I due giovani, difesi dagli avvocati Donato Colucci e Michele Dell’Erba, si trovano in carcere dal maggio scorso. Secondo la ricostruzione degli inquirenti, sarebbero stati loro a impugnare le due pistole utilizzate contro Scavo, raggiunto da un colpo alla base del collo dopo una lite e una prima fase concitata all’esterno del locale. L’omicidio, per la Direzione distrettuale antimafia di Bari, sarebbe maturato nella guerra tra i clan Capriati e Strisciuglio e avrebbe rappresentato una risposta all’uccisione di Raffaele “Lello” Capriati, avvenuta il primo aprile 2024.

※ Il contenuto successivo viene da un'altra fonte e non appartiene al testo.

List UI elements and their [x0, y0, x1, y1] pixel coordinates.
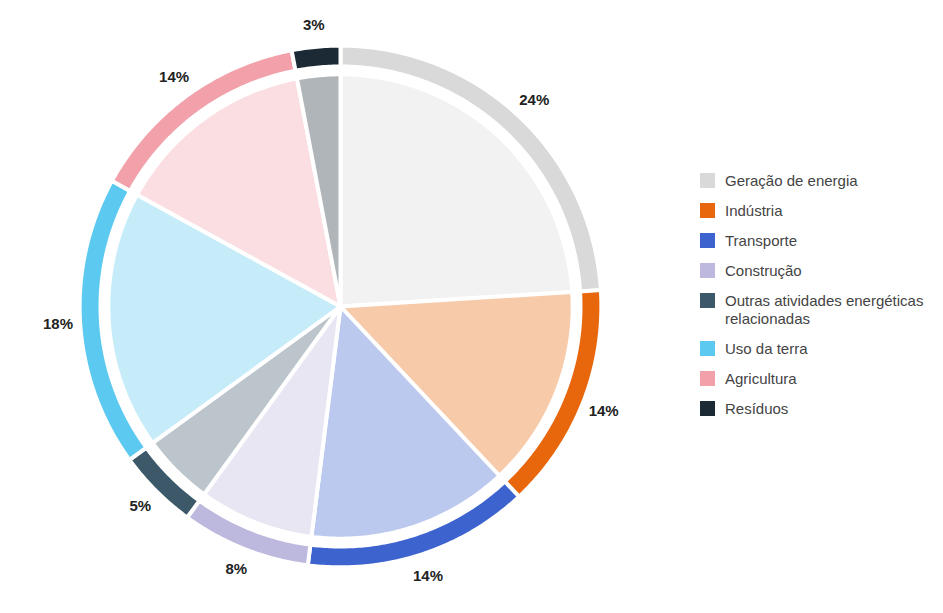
html-text:Transporte: Transporte [725, 232, 797, 249]
html-text:Geração de energia: Geração de energia [725, 172, 858, 189]
svg-text:14%: 14% [413, 566, 443, 583]
html-text:Resíduos: Resíduos [725, 400, 789, 417]
html-text:Construção: Construção [725, 262, 802, 279]
html-text:Uso da terra: Uso da terra [725, 340, 808, 357]
html-text:Indústria: Indústria [725, 202, 783, 219]
html-text:Outras atividades energéticas: Outras atividades energéticas relacionad… [725, 292, 924, 327]
svg-text:14%: 14% [159, 68, 189, 85]
svg-text:3%: 3% [303, 16, 325, 33]
svg-text:18%: 18% [43, 315, 73, 332]
svg-text:14%: 14% [589, 401, 619, 418]
html-text:Agricultura: Agricultura [725, 370, 797, 387]
svg-text:8%: 8% [225, 560, 247, 577]
svg-text:24%: 24% [519, 91, 549, 108]
svg-text:5%: 5% [130, 497, 152, 514]
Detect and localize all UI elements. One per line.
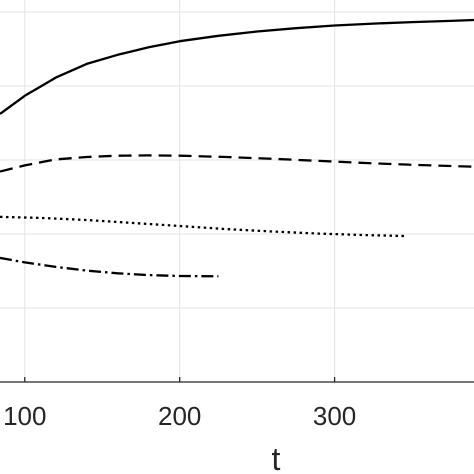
horizontal-gridlines: [0, 11, 474, 309]
series-line-3-dotted: [0, 215, 405, 238]
x-tick-label-100: 100: [3, 401, 46, 431]
series-group: [0, 18, 474, 278]
x-tick-label-300: 300: [313, 401, 356, 431]
x-axis-label: t: [272, 441, 281, 474]
x-tick-label-200: 200: [158, 401, 201, 431]
vertical-gridlines: [24, 0, 336, 382]
series-line-4-dashdot: [0, 256, 219, 278]
series-line-2-dashed: [0, 154, 474, 173]
series-line-1-solid: [0, 18, 474, 115]
plot-area: [0, 0, 474, 382]
x-axis-ticks: 100 200 300: [3, 377, 356, 431]
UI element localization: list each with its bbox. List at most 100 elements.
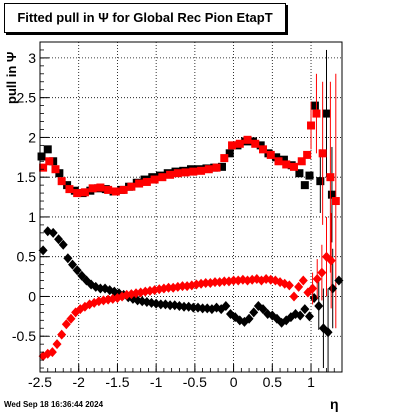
square-marker (312, 109, 321, 118)
square-marker (279, 155, 288, 164)
square-marker (119, 185, 128, 194)
diamond-marker (95, 283, 105, 294)
square-marker (303, 150, 312, 159)
series-0 (37, 49, 336, 243)
x-tick-label: -2 (72, 374, 85, 390)
diamond-marker (249, 307, 259, 318)
diamond-marker (165, 300, 175, 311)
y-axis-label: pull in Ψ (4, 51, 19, 104)
square-marker (326, 173, 335, 182)
diamond-marker (314, 301, 324, 311)
square-marker (274, 157, 283, 166)
square-marker (282, 160, 291, 169)
series-3 (38, 212, 336, 362)
x-tick-label: -2.5 (28, 374, 52, 390)
diamond-marker (156, 299, 166, 310)
square-marker (295, 169, 304, 178)
square-marker (150, 175, 159, 184)
y-tick-label: 1 (28, 209, 36, 225)
diamond-marker (72, 265, 82, 276)
square-marker (228, 141, 237, 150)
square-marker (318, 149, 327, 158)
diamond-marker (298, 275, 308, 286)
x-tick-label: 1 (307, 374, 315, 390)
square-marker (251, 139, 260, 148)
square-marker (57, 177, 66, 186)
square-marker (310, 101, 319, 110)
square-marker (51, 165, 60, 174)
square-marker (197, 166, 206, 175)
square-marker (235, 139, 244, 148)
square-marker (104, 185, 113, 194)
square-marker (111, 187, 120, 196)
x-tick-label: -1.5 (105, 374, 129, 390)
square-marker (37, 152, 46, 161)
diamond-marker (300, 304, 310, 315)
diamond-marker (122, 289, 132, 300)
y-tick-label: 2.5 (17, 90, 37, 106)
square-marker (39, 163, 48, 172)
y-tick-label: 2 (28, 129, 36, 145)
y-tick-label: 0 (28, 288, 36, 304)
square-marker (322, 109, 331, 118)
diamond-marker (295, 310, 305, 321)
diamond-marker (312, 273, 322, 284)
square-marker (189, 167, 198, 176)
chart-title: Fitted pull in Ψ for Global Rec Pion Eta… (4, 3, 286, 33)
diamond-marker (317, 267, 327, 278)
square-marker (204, 165, 213, 174)
diamond-marker (63, 253, 73, 264)
square-marker (307, 121, 316, 130)
square-marker (127, 182, 136, 191)
x-tick-label: 0 (230, 374, 238, 390)
diamond-marker (188, 302, 198, 313)
square-marker (158, 173, 167, 182)
diamond-marker (58, 239, 68, 250)
square-marker (80, 188, 89, 197)
square-marker (142, 177, 151, 186)
diamond-marker (219, 276, 229, 287)
square-marker (96, 183, 105, 192)
diamond-marker (61, 319, 71, 330)
diamond-marker (52, 339, 62, 350)
y-tick-label: 1.5 (17, 169, 37, 185)
diamond-marker (177, 281, 187, 292)
diamond-marker (289, 291, 299, 302)
x-tick-label: 0.5 (263, 374, 283, 390)
square-marker (166, 170, 175, 179)
square-marker (225, 149, 234, 158)
y-tick-label: -0.5 (12, 328, 36, 344)
square-marker (181, 168, 190, 177)
diamond-marker (221, 301, 231, 311)
y-tick-label: 0.5 (17, 249, 37, 265)
diamond-marker (229, 275, 239, 286)
square-marker (43, 145, 52, 154)
square-marker (243, 135, 252, 144)
diamond-marker (66, 313, 76, 324)
diamond-marker (308, 283, 318, 294)
diamond-marker (179, 301, 189, 312)
square-marker (266, 150, 275, 159)
timestamp: Wed Sep 18 16:36:44 2024 (4, 400, 104, 409)
grid-lines (39, 42, 342, 372)
x-tick-label: -1 (150, 374, 163, 390)
diamond-marker (201, 277, 211, 288)
y-tick-label: 3 (28, 50, 36, 66)
square-marker (220, 154, 229, 163)
square-marker (259, 145, 268, 154)
square-marker (327, 190, 336, 199)
square-marker (88, 184, 97, 193)
diamond-marker (198, 303, 208, 314)
diamond-marker (244, 313, 254, 324)
plot-frame (39, 41, 343, 373)
diamond-marker (284, 280, 294, 291)
diamond-marker (328, 283, 338, 294)
diamond-marker (54, 234, 64, 245)
series-1 (39, 73, 340, 329)
diamond-marker (47, 347, 57, 358)
diamond-marker (68, 259, 78, 270)
x-axis-label: η (330, 396, 339, 412)
diamond-marker (57, 329, 67, 340)
square-marker (73, 189, 82, 198)
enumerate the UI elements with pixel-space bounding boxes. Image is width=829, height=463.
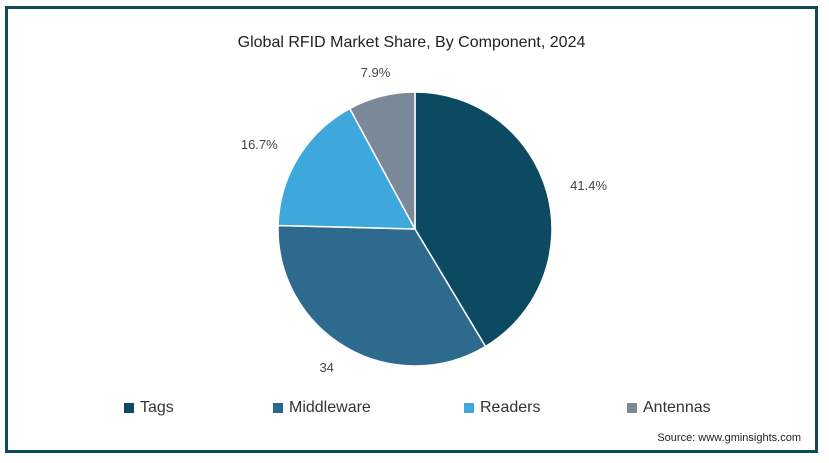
legend-swatch-antennas [627, 403, 637, 413]
legend-label-antennas: Antennas [643, 399, 711, 416]
slice-label-middleware: 34 [319, 360, 333, 375]
legend-item-readers: Readers [464, 399, 540, 417]
pie-chart: 41.4% 34 16.7% 7.9% [241, 65, 608, 375]
legend-item-tags: Tags [124, 399, 174, 417]
pie-slices [277, 91, 553, 367]
legend-label-readers: Readers [480, 399, 541, 416]
pie-labels: 41.4% 34 16.7% 7.9% [241, 65, 608, 375]
slice-label-readers: 16.7% [241, 137, 278, 152]
chart-title: Global RFID Market Share, By Component, … [237, 34, 586, 51]
source-note: Source: www.gminsights.com [657, 432, 801, 444]
pie-slice-antennas [348, 91, 416, 230]
legend: Tags Middleware Readers Antennas [8, 399, 815, 421]
pie-slice-tags [414, 91, 553, 348]
legend-item-antennas: Antennas [627, 399, 711, 417]
pie-slice-readers [277, 107, 417, 230]
slice-label-tags: 41.4% [570, 178, 607, 193]
legend-label-middleware: Middleware [289, 399, 371, 416]
legend-swatch-readers [464, 403, 474, 413]
chart-frame: Global RFID Market Share, By Component, … [5, 6, 818, 453]
legend-swatch-middleware [273, 403, 283, 413]
legend-item-middleware: Middleware [273, 399, 371, 417]
pie-slice-middleware [277, 224, 487, 367]
legend-swatch-tags [124, 403, 134, 413]
legend-label-tags: Tags [140, 399, 174, 416]
slice-label-antennas: 7.9% [361, 65, 391, 80]
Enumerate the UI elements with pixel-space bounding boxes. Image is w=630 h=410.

Le dichiarazioni autoaccusatorie arrivano mentre il procedimento è ancora nella fase istruttoria e potrebbero incidere su uno degli accertamenti già programmati. La procura aveva infatti chiesto e ottenuto un incidente probatorio per cristallizzare, prima del processo, le dichiarazioni di un testimone oculare sentito dagli investigatori nell’immediatezza dei fatti e sottoposto a protezione. Il giovane, 26 anni, avrebbe riconosciuto nelle immagini della videosorveglianza i due presunti esecutori materiali e aveva riferito di temere per la propria incolumità. Proprio per preservare la sua deposizione da condizionamenti o dal rischio che diventasse irripetibile, era stata scelta la forma anticipata dell’assunzione della prova. L’udienza era stata fissata per il 10 settembre davanti al gip del tribunale di Bari.